Merlin
Merlin copied to clipboard
Add Merlin Models example notebooks as integration tests with real data
- [ ] Add integration tests to merlin models notebooks using Testbook
- [ ] Define a process where outputs from the notebooks are consistent and can be captured in ASV
- [ ] Add notebook tests to CI and ensure that CI is working correctly
On real data, not synthetic
We have three notebooks, which uses synthetic as an example: 03-Exploring-different-models.ipynb 04-Exporting-ranking-models.ipynb 05-Retrieval-Model.ipynb
Do we want to update them to use real data in CI?
@karlhigley @benfred and @jperez999 as a follow up question to Benedikt's, how CI will work with ALI -CCP
real data? we need to sign up to download that dataset.
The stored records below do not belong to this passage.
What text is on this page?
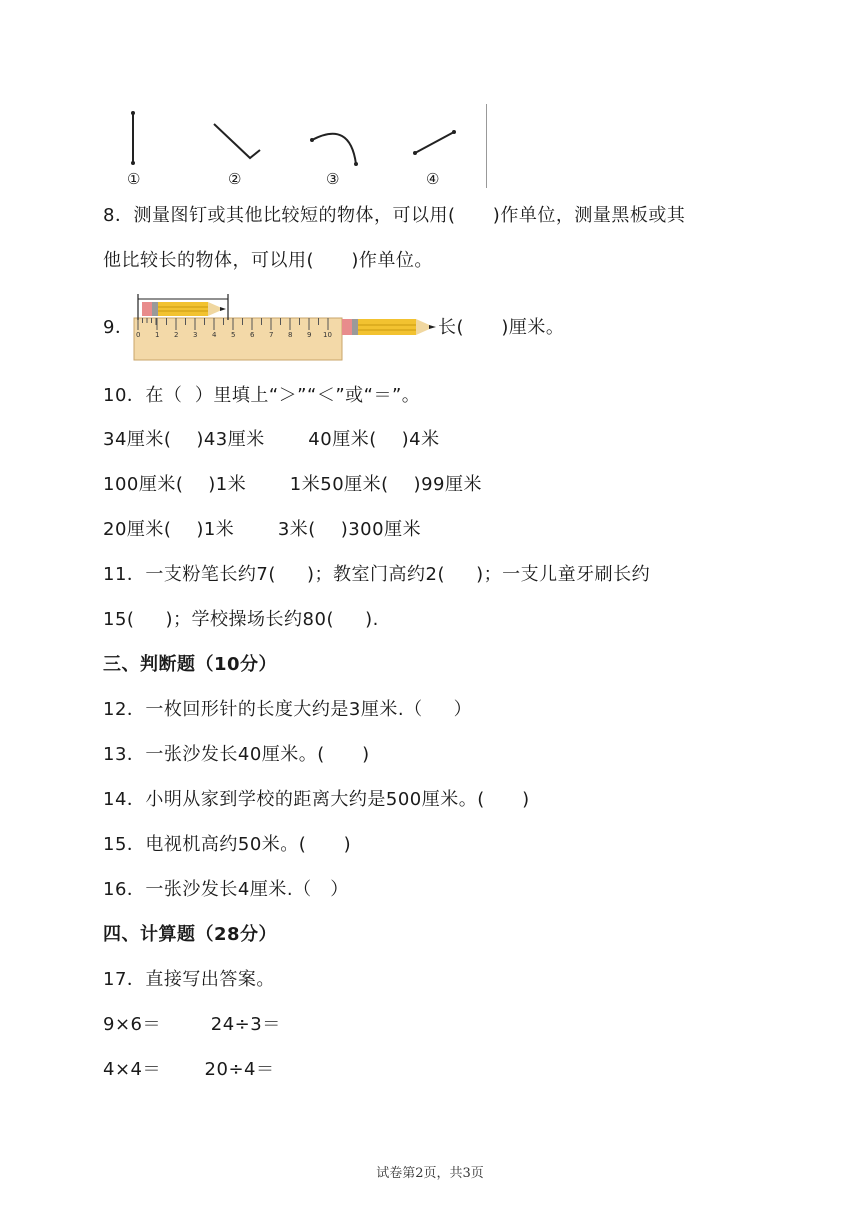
①	②	③	④
8．测量图钉或其他比较短的物体，可以用(      )作单位，测量黑板或其
他比较长的物体，可以用(      )作单位。
9． 0 1 2 3 4 5 6 7 8 9 10	长(      )厘米。
10．在（  ）里填上“＞”“＜”或“＝”。
34厘米(    )43厘米       40厘米(    )4米
100厘米(    )1米       1米50厘米(    )99厘米
20厘米(    )1米       3米(    )300厘米
11．一支粉笔长约7(     )；教室门高约2(     )；一支儿童牙刷长约
15(     )；学校操场长约80(     ).
三、判断题（10分）
12．一枚回形针的长度大约是3厘米.（     ）
13．一张沙发长40厘米。(      )
14．小明从家到学校的距离大约是500厘米。(      )
15．电视机高约50米。(      )
16．一张沙发长4厘米.（   ）
四、计算题（28分）
17．直接写出答案。
9×6＝        24÷3＝
4×4＝       20÷4＝
试卷第2页，共3页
How the dataset will be downloaded?
I have no idea (nor do I particularly care whether we run integration tests with real or synthetic data.) I've just written down what people kept telling me was supposed to happen, but if we need to revise the scope or the issues (or both), we should totally do that. Basically, I'm trying to write down what I keep hearing in order to make sure conversations like this one happen, so that we can clarify what's actually workable and do that instead. 😃
@jperez999 (+ not sure who else can help).
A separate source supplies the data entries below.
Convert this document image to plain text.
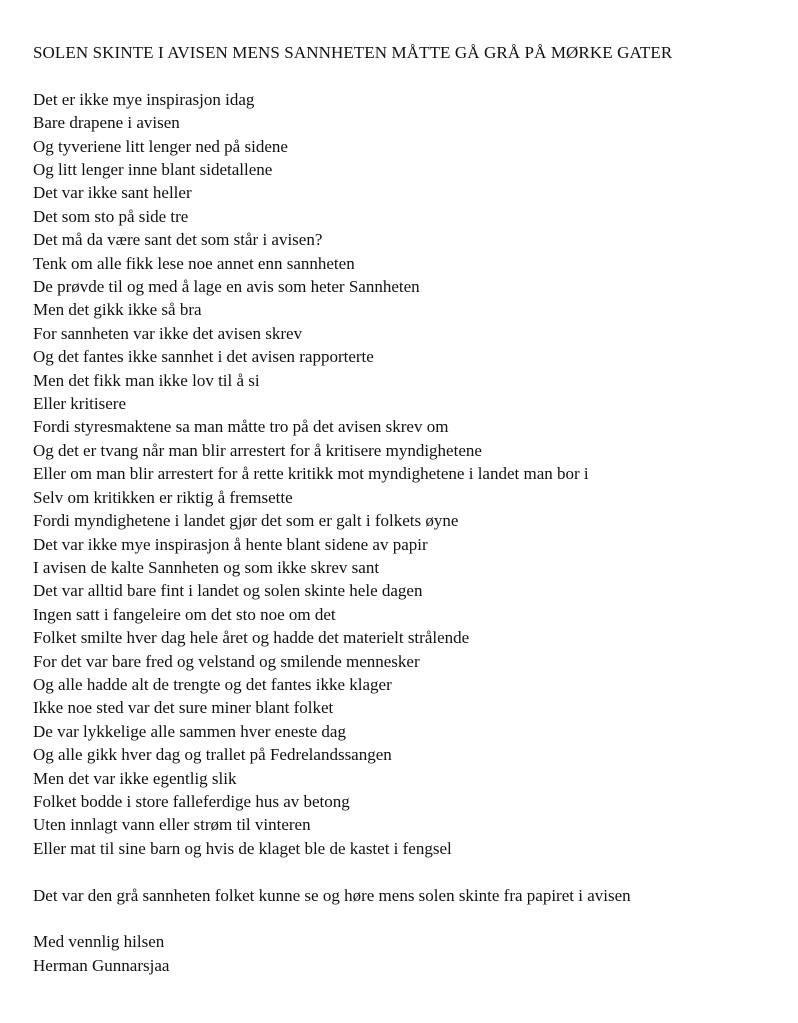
SOLEN SKINTE I AVISEN MENS SANNHETEN MÅTTE GÅ GRÅ PÅ MØRKE GATER
Det er ikke mye inspirasjon idag
Bare drapene i avisen
Og tyveriene litt lenger ned på sidene
Og litt lenger inne blant sidetallene
Det var ikke sant heller
Det som sto på side tre
Det må da være sant det som står i avisen?
Tenk om alle fikk lese noe annet enn sannheten
De prøvde til og med å lage en avis som heter Sannheten
Men det gikk ikke så bra
For sannheten var ikke det avisen skrev
Og det fantes ikke sannhet i det avisen rapporterte
Men det fikk man ikke lov til å si
Eller kritisere
Fordi styresmaktene sa man måtte tro på det avisen skrev om
Og det er tvang når man blir arrestert for å kritisere myndighetene
Eller om man blir arrestert for å rette kritikk mot myndighetene i landet man bor i
Selv om kritikken er riktig å fremsette
Fordi myndighetene i landet gjør det som er galt i folkets øyne
Det var ikke mye inspirasjon å hente blant sidene av papir
I avisen de kalte Sannheten og som ikke skrev sant
Det var alltid bare fint i landet og solen skinte hele dagen
Ingen satt i fangeleire om det sto noe om det
Folket smilte hver dag hele året og hadde det materielt strålende
For det var bare fred og velstand og smilende mennesker
Og alle hadde alt de trengte og det fantes ikke klager
Ikke noe sted var det sure miner blant folket
De var lykkelige alle sammen hver eneste dag
Og alle gikk hver dag og trallet på Fedrelandssangen
Men det var ikke egentlig slik
Folket bodde i store falleferdige hus av betong
Uten innlagt vann eller strøm til vinteren
Eller mat til sine barn og hvis de klaget ble de kastet i fengsel
Det var den grå sannheten folket kunne se og høre mens solen skinte fra papiret i avisen
Med vennlig hilsen
Herman Gunnarsjaa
For movielens-1m notebooks, the tests expect following data structure on the CI machine:
/raid/data/movielens/
├── ml-1m
│ ├── README
│ ├── movies.dat
│ ├── ratings.dat
│ ├── users.dat
├── ml-1m.zip
For aliccp-raw, the tests expect following data structure on the CI machine
/raid/data/aliccp/raw/
├── train
│ ├── train_0.parquet
│ ├── train_1.parquet
│ ├── train_2.parquet
│ ├── train_3.parquet
│ ├── train_4.parquet
│ ├── train_5.parquet
│ ├── train_6.parquet
│ └── train_7.parquet
└── valid
├── test_0.parquet
├── test_1.parquet
├── test_2.parquet
├── test_3.parquet
├── test_4.parquet
├── test_5.parquet
├── test_6.parquet
└── test_7.parquet
@jperez999 have you had a chance to add the dataset to the CI environment? Is there something we can help with?
What do you all think of breaking the full-dataset runs out from the notebook examples? They could be jobs scheduled to run daily on the latest docker images and latest main
branches of each library. Some reasons it could be useful are:
- We can run the Merlin notebook integration tests (on sampled data) faster, and therefore can run them in PRs for each of the other libraries to make sure a change to
merlin-models
ormerlin-systems
doesn't break the demo notebooks. - By running the full-dataset jobs daily, we'll still get quick-ish feedback (via pagerduty and/or slack) if code changes introduce an issue at scale.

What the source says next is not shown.